James is married to Lily (Kerry Bishe) who used to be with Nick.
When she’s not doing ridiculous white girl raps, Lily is a hacker. For fun, she breaks into the laptop of Lev (Scott “Kid Cudi” Mescudi). Earlier, he was contemplating suicide but fate brings him back to the old gang. He’s in what looks like a fugue state when discovered on the road by Laura (Gaby Hoffman), a Washington policy wonk. When all hell breaks loose because of Lily’s stupid prank, she’s able to decode the President’s address to a worried nation. It doesn’t look good, folks. Lev is African American but isn’t the first one to die, surprisingly. Whether or not his technical brilliance can slow or stop the oncoming crisis is an open question. His more immediate concern is maintaining the group’s college days mojo (Twister, anyone?).
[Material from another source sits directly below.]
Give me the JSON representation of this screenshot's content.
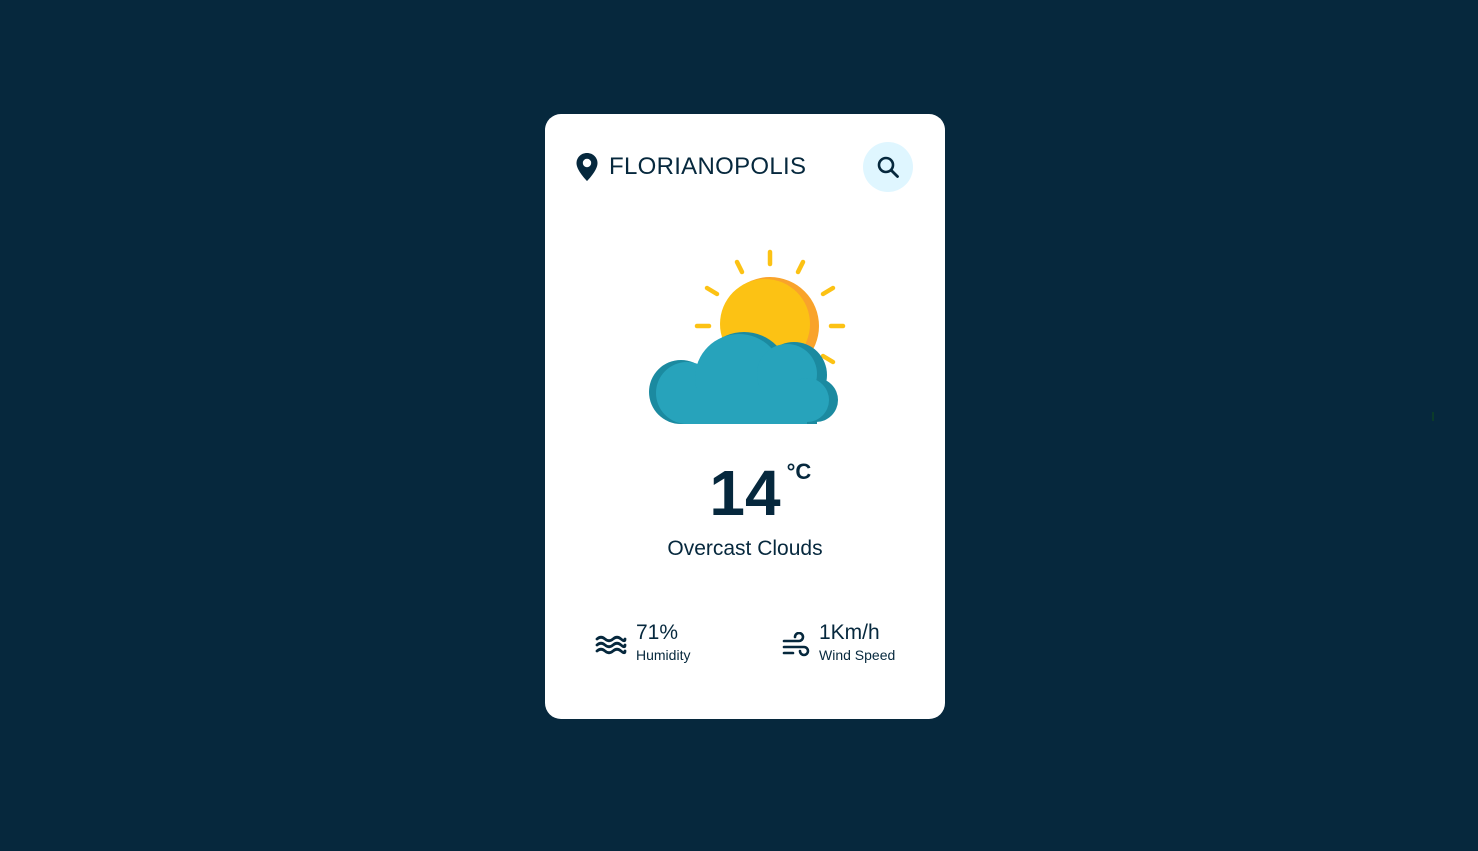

Director Denis Henry Hennelly has an affinity for politically-charged themes. His first feature, Bold Native (2010) dealt with animal liberation. In Variety, Scott Foundas called Goodbye World “an unholy cross between thirtysomething gabfests like The Big Chill . . . and the suddenly flush lo-fi apocalypse sub-genre.”
With co-writer Sarah Adina Smith, Hennelly creates a world where even on the brink of annihilation, people still engage in petty squabbles. The Big Chill comparison is apt because Goodbye World is very much a generational story. These are the children of baby boomer parents, who grew up alongside the technology that now interconnects the planet. Meg Tilly’s character in The Big Chill, younger than the rest, wondered aloud what happy people were like because she’d “never met any.” Her Goodbye World counterpart is college age Ariel (Remy Nozik) who arrives with her professor, Beni (Mark Webber), on the back of his motorcycle. Beni, who was jailed for a politically motivated crime, acts out his beliefs while the rest of them just talk. Ariel sees the hypocrisy of her Gen X elders and decides to take a stand.